It is a reliable and feature-rich camera app that is worth trying. Camera Go, also known as GCam Go, is a light version of the Google Camera app made for low end devices. While not as advanced or as good as regular GCam, it might still improve quality over the stock camera quality on some phones.
Using a custom “black level” value usually fixes pink or green photos on phones with this problem. Some versions have a setting to enable new HDR algorithm.
- Sometimes users brick their devices in the process of rooting and the only way to fix that is flashing back the stock firmware.
- No bloatware, no GApps, no third party patches and libraries, no extra features and tweaks.

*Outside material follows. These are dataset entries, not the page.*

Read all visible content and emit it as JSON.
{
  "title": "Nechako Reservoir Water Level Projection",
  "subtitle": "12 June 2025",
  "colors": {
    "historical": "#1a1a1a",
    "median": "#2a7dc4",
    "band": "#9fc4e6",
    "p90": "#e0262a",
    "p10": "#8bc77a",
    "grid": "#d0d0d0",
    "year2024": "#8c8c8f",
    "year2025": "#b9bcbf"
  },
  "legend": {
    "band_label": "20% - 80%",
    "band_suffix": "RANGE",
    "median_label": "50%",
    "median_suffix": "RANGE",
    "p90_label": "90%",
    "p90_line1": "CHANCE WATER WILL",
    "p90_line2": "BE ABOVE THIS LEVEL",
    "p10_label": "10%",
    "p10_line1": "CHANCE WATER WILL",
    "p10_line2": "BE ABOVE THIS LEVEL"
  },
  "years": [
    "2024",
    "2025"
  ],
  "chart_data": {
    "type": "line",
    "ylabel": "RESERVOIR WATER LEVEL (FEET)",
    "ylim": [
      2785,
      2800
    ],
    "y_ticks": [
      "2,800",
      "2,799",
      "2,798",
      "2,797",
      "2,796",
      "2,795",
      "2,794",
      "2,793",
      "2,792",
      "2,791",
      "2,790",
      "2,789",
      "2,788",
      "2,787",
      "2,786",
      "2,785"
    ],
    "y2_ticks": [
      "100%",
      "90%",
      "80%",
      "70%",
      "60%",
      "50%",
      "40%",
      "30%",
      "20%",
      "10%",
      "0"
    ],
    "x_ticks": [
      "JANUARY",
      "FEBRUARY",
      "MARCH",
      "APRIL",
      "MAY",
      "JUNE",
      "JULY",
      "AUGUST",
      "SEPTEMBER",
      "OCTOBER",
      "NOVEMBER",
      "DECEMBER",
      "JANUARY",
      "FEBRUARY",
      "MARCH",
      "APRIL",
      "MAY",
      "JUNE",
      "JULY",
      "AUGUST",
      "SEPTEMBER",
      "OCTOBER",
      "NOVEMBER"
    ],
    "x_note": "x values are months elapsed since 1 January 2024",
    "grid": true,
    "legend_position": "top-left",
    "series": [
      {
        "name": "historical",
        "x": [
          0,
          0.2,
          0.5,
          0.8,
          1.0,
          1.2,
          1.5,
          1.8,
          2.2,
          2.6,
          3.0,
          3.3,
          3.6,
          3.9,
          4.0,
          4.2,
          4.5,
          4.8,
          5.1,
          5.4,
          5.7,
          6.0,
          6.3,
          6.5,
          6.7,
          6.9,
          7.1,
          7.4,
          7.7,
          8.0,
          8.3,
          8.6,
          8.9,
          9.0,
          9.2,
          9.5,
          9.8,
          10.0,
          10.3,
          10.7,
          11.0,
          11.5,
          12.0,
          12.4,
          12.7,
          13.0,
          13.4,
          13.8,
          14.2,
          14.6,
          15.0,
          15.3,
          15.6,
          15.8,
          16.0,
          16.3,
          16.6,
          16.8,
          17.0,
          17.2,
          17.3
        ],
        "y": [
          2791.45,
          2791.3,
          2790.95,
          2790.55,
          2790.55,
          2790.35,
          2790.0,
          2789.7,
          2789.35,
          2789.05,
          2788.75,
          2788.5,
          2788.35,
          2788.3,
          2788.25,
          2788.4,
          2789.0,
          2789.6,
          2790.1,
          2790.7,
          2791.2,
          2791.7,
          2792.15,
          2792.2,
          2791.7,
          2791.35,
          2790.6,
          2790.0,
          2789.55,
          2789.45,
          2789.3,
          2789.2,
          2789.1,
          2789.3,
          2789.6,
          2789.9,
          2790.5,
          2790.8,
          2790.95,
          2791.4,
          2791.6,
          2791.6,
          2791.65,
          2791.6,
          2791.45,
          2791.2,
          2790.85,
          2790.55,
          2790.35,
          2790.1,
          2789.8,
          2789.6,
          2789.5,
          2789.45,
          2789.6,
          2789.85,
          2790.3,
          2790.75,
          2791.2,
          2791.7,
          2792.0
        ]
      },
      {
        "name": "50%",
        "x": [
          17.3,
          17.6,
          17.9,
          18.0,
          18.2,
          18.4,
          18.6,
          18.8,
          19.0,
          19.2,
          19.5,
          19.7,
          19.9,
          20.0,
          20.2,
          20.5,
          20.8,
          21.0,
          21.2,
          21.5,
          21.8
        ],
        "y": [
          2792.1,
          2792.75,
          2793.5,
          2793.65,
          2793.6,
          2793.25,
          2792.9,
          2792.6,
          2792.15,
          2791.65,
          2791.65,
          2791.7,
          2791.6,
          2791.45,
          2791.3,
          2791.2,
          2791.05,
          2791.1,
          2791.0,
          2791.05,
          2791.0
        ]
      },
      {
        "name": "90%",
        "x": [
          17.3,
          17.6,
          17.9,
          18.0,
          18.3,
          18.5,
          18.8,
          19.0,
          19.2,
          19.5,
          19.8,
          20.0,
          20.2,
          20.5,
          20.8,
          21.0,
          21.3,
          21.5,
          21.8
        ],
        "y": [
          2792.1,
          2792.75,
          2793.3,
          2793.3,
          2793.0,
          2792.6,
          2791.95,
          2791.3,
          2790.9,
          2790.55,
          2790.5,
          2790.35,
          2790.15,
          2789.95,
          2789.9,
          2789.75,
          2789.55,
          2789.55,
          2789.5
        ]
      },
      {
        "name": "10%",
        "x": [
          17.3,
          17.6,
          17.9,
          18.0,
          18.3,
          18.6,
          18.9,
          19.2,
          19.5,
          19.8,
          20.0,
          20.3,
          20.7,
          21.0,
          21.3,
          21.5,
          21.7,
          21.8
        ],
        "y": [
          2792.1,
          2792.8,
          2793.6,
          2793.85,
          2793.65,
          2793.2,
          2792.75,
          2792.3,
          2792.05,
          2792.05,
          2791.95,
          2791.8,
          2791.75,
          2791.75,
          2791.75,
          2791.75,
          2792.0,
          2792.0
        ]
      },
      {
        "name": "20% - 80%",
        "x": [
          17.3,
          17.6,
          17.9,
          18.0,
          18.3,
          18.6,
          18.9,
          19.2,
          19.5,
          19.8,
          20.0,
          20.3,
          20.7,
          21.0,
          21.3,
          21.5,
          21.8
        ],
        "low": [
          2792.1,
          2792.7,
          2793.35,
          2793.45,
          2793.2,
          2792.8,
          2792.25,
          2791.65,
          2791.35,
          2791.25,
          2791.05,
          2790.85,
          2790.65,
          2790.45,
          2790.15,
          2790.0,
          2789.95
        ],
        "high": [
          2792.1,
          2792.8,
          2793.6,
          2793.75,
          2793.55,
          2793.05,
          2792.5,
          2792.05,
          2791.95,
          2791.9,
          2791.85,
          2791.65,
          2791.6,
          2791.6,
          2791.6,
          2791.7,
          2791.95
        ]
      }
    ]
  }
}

- They also reduce bloatware that comes as a part of many manufacturer skins.
- The first and only prerequisite to download GCam is that your smartphone should support the Camera2 API feature.
Flashing will fix software issues, IMEI related issues, and improve device performance. Bloatware makes an impact on battery life and Android device performance, especially when the apps are running in the background. Poorly-written software slows down device performance and drains battery life. Google has recently tried to upgrade Android’s performance, including device battery life.
Nokia 5.1 Plus was launched with Android 8.1 and now upgradable to Android 10. In this post you will get a direct link to download Nokia 5.1 Plus Android 10 stock firmware / stock ROM with a step-by-step install guide. Every Android-powered smartphone comes with a signature UI or default ROM pre-installed.
Other times, you buy your phone unsubsidized and stock Android firmware unlocked, meaning you can already use it with any carrier. Manufacturers do this because granting everyone root access would result in a lot of problems. Having root access allows you to access files on your device that—if removed or edited in the wrong way—could break your device. To root your phone means to get access to the system files on your Android device. So, if you’ve just bought an Android device and done nothing to it, it is likely not rooted. Most computer peripherals are themselves special-purpose computers. Devices such as printers, scanners, webcams, and USB flash drives have internally-stored firmware; some devices may also permit field upgrading of their firmware.